The dueling approaches are apparent in down-ballot races as well — a dynamic that is giving some Democrats anxiety and stoking anger at Republicans for their lack of caution. The Democratic Congressional Campaign Committee said its field staffers are being trained for organizing that’s not done in-person. A Democratic Senatorial Campaign Committee spokesperson was not aware of any Democratic Senate campaign doing in-person canvassing.
The RNC declined to say whether any field staffers or volunteers have tested positive for Covid-19 but said every staff member is provided an eight-page document of health protocols including CDC guidance. The committee said it provides canvassers with masks and encourages them to take a few steps back after knocking on doors. A spokesperson added that the committee has spent over $100,000 on PPE and office cleaning.
“I think it’s possible to do it in a responsible way, preferably not in a state where trends are going the wrong way,” said Dr. Howard Koh, the former assistant secretary for Health during the Obama administration. “If somebody is outside and stays outside and stands 6 feet away and masks are mandatory—not optional—plus has gloves and hand sanitizer, I think those are acceptable guidelines to follow.” Still, he added, “Canvassing can be done virtually and that’s the best option in a time like this.”
The partisan divide over in-person campaigning is a manifestation of the deeper political divisions that have scrambled America’s response to the public health crisis. Republicans are less supportive of mask mandates and have felt more comfortable going to public places like restaurants and salons than Democrats, according to polls.
Many Republican lawmakers rallied behind small-business owners who have broken lockdown orders. Some Democratic governors and lawmakers have been much stricter about lockdowns and mask mandates, while Republicans have argued that some of the measures are creating more problems than the disease.
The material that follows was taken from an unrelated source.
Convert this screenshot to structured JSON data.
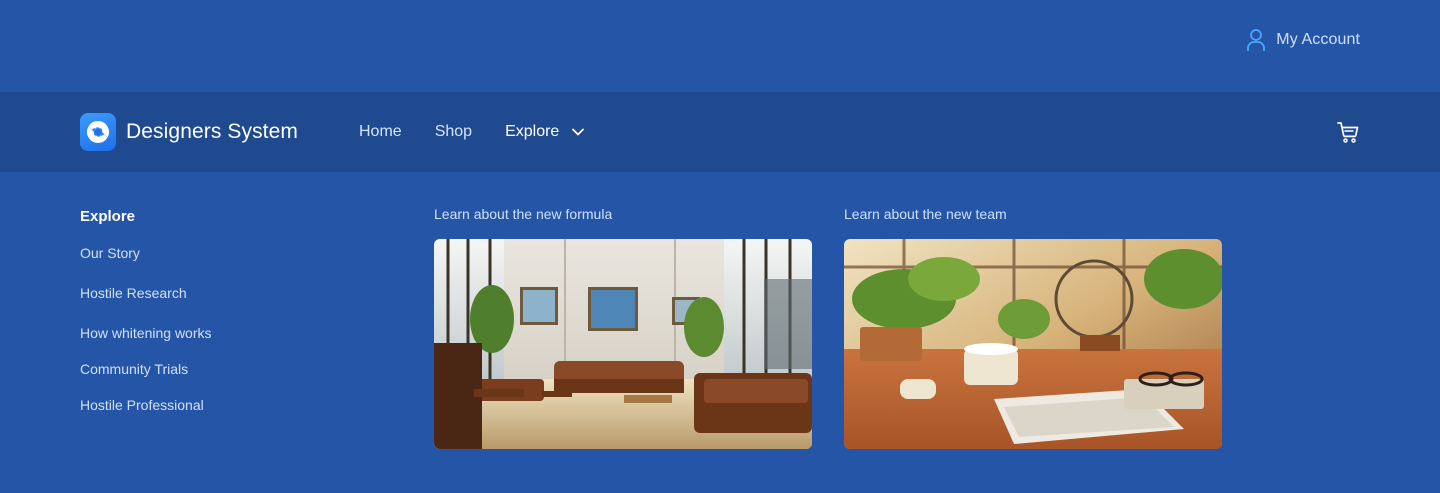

That divide may make it impossible for Democratic campaigns to deploy door-knockers even if they want to. Progressive Turnout Project, a deep-pocketed liberal super PAC that hired hundreds of field staffers to knock on doors in competitive states this year, began sending canvassers back into the field earlier this summer. The group soon faced a public resignation, a staffer who tested positive for Covid-19, and a revolt from lower-level employees over safety, as McClatchy first reported.
Last week, the group suspended all door-to-door canvassing and said their staffers — approximately 1,200 across 17 states — would focus on phone calls, texting and “relational organizing.”
Alex Morgan, the group’s executive director, declined to be interviewed. Asked whether he’s worried that Democrats could be at a disadvantage, he said through a spokesperson that “we hope that the coronavirus situation improves enough for progressives to return to the doors this cycle, but safety comes first.”